Of course, it is easy to say that if you won the 12-minute contest. The Royals had to fly to Boston between series in Baltimore and Cleveland just to fall to 45-83. And even for the Red Sox — who, let’s be honest, are playing meaningless baseball at this point — the charm of making history in front of plenty of first-timers to Fenway would have worn off if the game had gone much longer.

“You guys know me by now, I’m very optimistic,” Cora said after the game. “For every negative, I try to find a positive. But on the way to the ballpark, it crossed my mind at one point like, the way things have been going, we might play 16 innings now.”

Luckily for travel secretaries on both sides, that didn’t happen. The Red Sox, owners of the longest average game time so far this season, inadvertently solved baseball’s pace of play problem and figured out how to attract young fans to the aging sport — for a single day at least.

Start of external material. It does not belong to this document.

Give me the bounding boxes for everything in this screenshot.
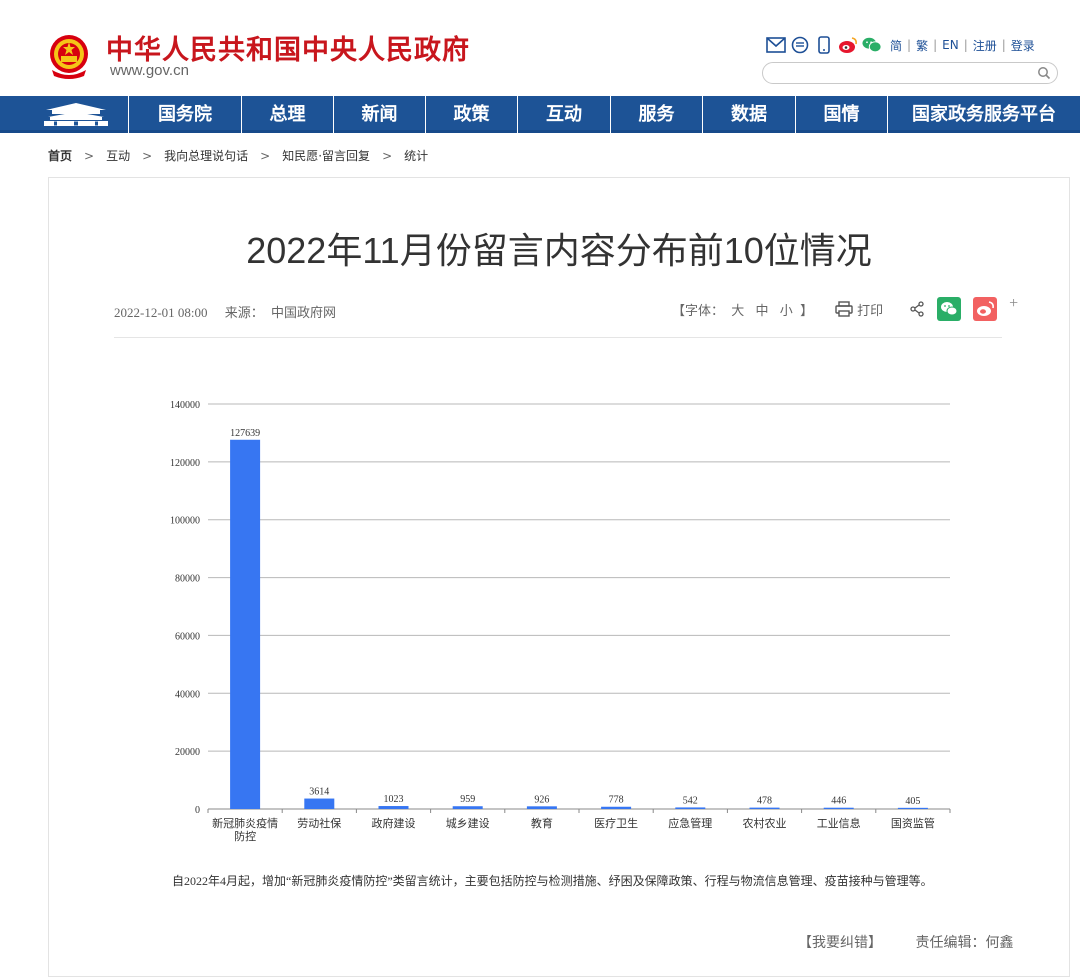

Free entry for all isn’t exactly a sustainable model, but dynamic pricing for families — both in terms of tickets and food — is now a proven tactic, even with several other extenuating circumstances. Open seating requires teams to sacrifice the markup on premium sections, but it makes 16,000 feel like a sold-out postseason game. It’s not surprising that discounts drive sales, but if teams want to know how to goose attendance, it’s a place to start.

As for the length of the event?

“We gotta remind them that this is not the pace we play,” Cora said of the kids who were likely attending their first-ever baseball “inning.” “Usually we play four-hour games.”

First of all, I’d like to encourage the reigning World Series champion manager to shoot for three hours going forward. Beyond that, anyone up for sudden-death baseball?